New Hemophilia Database Tracks and Updates Patient Clinical Data in Real Time, Trio Health Announces

Trio Health has launched a novel database with real-time clinical data of patients with hemophilia which combines information from medical doctors and pharmacies.

The main aim of the database is to provide information on the treatment regimen to physicians in order to improve patients’ outcomes. Access to the database will be free of charge for all U.S.-based clinical sites.

“It’s important for healthcare practitioners to understand how each patient’s demographics, disease severity, and lifestyle can impact use of particular therapies. With this information, physicians can truly optimize care at the individual patient level, and more clearly understand outcomes,” Brent Clough, Trio Health’s CEO, said in a press release.

The platform includes data from patients with hemophilia A, B, and Von Willebrand disease, which is a common, inherited hemorrhagic disorder resulting from a mutation in the gene that codifies a protein called von Willebrand factor.

The database will include information from 2,000 patients, which correspond to approximately 10 percent of the patients diagnosed with hemophilia in the United States.

“Understanding the use of all factor products by prophylaxis [preventive treatment], episodic, and bleed events provides the framework for delving deeper into identifying the cause, severity, location, days to resolve, and type of bleed, as it relates to the total factor required,” said Clough.

The database, which will be updated every night, uses Trio’s Multi-Disease Platform (MDX) technology to coordinate real-time updates from medical doctors and pharmacies, providing new insights into the treatment outcomes, habits, and financial perspectives of patients.

“With the MDX platform, we have near real-time information that provides a complete understanding of the challenges facing patients with hemophilia; the impact of costs and coverage on prophylactic care, and the burden of frequent administration on patient and caregiver quality of life,” said Scott Milligan, PhD, head of analytics at Trio Health.

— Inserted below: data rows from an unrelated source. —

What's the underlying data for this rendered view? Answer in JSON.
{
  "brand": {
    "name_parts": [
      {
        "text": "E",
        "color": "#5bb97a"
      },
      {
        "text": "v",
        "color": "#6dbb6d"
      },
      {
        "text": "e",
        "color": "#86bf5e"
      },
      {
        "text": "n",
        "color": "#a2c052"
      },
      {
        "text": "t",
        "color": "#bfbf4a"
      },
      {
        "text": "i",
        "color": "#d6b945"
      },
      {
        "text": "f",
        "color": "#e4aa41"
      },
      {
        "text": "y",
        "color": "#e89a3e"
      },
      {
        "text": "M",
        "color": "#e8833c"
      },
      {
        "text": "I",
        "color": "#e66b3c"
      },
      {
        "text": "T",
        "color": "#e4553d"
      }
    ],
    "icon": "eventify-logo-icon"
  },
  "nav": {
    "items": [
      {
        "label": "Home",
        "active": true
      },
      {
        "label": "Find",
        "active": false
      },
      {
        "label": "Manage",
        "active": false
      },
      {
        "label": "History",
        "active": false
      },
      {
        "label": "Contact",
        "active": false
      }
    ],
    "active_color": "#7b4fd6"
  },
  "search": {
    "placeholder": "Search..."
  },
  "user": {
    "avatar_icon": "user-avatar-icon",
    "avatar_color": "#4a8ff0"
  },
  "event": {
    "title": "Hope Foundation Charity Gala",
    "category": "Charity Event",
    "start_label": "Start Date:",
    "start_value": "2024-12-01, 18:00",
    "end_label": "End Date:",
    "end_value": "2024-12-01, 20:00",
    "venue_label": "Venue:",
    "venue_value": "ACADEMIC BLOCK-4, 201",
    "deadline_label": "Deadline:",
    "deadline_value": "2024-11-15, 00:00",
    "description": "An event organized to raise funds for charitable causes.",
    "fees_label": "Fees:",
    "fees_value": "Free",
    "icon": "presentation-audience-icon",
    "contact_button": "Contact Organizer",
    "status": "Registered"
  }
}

“Now that we have deeper insights into the benefits and disadvantages of newer therapies and payer policies, we can identify at-risk populations, and enable changes to maximize outcomes through appropriate care,” Milligan added.

Trio Health, whose goal is to improve quality of care for patients, will also use the real-time hemophilia database to further its insight of patient care patterns and disease management, as well as factor consumption and the influence of payer on treatment measures.